The team has made a variety of the compound boron carbide—one of the hardest synthetic substances known to man—with potential application as a cheap, ultra-resistant material for the design of planes, cars, and other means of transport. It may be used for making parts of blasting nozzles, abrasive water jet cutting, wire-drawing dies and having nuclear applications such as reactor control rods and neutron absorbing shielding.


The study noted that the boron carbide family consisted of compounds from B4C to B14C, depending on the proportion of B (boron) and C (carbon), and each had different physical properties. 

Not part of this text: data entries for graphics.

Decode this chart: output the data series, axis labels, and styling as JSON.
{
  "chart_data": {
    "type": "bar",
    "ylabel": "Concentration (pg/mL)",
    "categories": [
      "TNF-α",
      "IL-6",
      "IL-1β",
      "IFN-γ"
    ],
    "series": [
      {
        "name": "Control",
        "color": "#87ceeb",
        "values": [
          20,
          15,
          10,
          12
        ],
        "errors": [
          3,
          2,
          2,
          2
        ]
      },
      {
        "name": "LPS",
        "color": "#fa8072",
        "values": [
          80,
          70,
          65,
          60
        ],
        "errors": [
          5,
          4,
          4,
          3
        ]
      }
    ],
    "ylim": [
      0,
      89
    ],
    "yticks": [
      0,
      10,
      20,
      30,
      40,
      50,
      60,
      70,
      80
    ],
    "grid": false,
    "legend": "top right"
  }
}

Boron carbide, used as a powder with various grain sizes or as a ceramic component, is manufactured from the raw materials boron oxide and carbon in an arc furnace at temperatures above 2,400 °C.


Earlier studies had estimated that B6C—with 6 boron atoms to each one of carbon—was theoretically ultra-resistant to radioactivity, but a method to produce it did not exist until now, the researchers said.


In the new study, the researchers used the technique of laser zone floating consisting of fusion by means of the application of intense laser radiation and then rapid solidification.


The researchers found that the boron carbide obtained in this way has a hardness of 52 Gigapascals (GPa), and Young modulus of 600 GPa.


In comparison, the hardness of diamond is around 45 GPa, although it has a Young modulus of 1050 GPa, the researchers said.


'This make phase B6C the hardest material in nature after diamond, and the cubic phase of boron nitride,' the researchers wrote in the study.